Description
Sidney Franklin (1903–76) was the last person you’d expect to become a bullfighter. The streetwise son of a Russian Jewish cop, Franklin had an all-American boyhood in early twentieth-century Brooklyn, while hiding the fact that he was gay. A violent confrontation with his father sent him packing to Mexico City, where first he opened a business, then opened his mouth—bragging that Americans had the courage to become bullfighters. Training with iconic matador Rodolfo Gaona, Franklin’s dare spawned a legend.

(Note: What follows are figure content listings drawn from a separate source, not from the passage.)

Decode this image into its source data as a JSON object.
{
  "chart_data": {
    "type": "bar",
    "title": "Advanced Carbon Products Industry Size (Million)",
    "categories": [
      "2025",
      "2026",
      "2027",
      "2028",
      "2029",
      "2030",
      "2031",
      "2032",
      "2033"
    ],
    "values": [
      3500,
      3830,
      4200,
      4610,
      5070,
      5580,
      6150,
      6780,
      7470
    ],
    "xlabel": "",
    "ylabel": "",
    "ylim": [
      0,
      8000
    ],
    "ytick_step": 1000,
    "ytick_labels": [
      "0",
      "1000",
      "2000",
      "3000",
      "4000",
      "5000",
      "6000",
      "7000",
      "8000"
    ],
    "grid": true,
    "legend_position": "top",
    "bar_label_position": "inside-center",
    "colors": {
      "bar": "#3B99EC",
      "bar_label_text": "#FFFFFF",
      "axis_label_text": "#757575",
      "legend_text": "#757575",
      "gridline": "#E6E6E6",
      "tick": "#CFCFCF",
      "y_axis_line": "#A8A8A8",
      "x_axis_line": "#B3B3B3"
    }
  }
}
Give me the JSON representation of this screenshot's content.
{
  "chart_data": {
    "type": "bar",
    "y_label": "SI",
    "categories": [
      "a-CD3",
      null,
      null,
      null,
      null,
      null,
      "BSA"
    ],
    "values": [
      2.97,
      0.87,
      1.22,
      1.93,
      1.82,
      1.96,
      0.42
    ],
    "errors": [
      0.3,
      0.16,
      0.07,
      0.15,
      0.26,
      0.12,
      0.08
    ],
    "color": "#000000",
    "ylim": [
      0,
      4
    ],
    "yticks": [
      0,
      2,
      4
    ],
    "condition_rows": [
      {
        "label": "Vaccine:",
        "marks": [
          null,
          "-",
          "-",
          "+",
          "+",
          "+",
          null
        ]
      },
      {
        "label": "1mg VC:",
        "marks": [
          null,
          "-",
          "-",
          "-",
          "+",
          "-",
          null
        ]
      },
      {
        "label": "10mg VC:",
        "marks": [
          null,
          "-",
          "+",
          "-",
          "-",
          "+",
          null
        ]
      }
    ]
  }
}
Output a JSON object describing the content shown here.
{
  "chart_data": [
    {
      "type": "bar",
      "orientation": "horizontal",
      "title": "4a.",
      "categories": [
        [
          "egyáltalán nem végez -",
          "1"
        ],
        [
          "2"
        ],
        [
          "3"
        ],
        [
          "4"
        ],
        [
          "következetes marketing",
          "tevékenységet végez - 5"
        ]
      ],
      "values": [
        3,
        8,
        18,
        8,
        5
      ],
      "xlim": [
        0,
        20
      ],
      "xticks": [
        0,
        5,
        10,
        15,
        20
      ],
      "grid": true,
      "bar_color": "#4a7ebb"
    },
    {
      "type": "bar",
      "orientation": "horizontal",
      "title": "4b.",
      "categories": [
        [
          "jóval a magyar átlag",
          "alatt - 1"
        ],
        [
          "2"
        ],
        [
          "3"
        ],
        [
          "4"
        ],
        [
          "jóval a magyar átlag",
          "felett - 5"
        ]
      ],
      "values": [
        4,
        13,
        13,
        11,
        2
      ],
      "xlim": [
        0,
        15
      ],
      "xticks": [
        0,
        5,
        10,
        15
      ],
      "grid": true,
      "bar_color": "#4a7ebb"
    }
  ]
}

Following years in small-town Mexican bullrings, he put his moxie where his mouth was, taking Spain by storm as the first American matador. Franklin’s 1929 rise coincided with that of his friend Ernest Hemingway’s, until a bull’s horn in a most inappropriate place almost ended his career—and his life.
Bart Paul illuminates the artistry and violence of the mysterious ritual of the bulls as he tells the story of this remarkable man, from life in revolutionary Mexico to triumphs in Spain, from the pages of Death in the Afternoon to the destructive vortex of Hemingway’s affair with Martha Gellhorn during the bloody Spanish Civil War.
This is the story of a gay man who triumphed over prejudice and adversity as he achieved what no American had ever accomplished, teaching even Hemingway lessons in grace, machismo, and respect.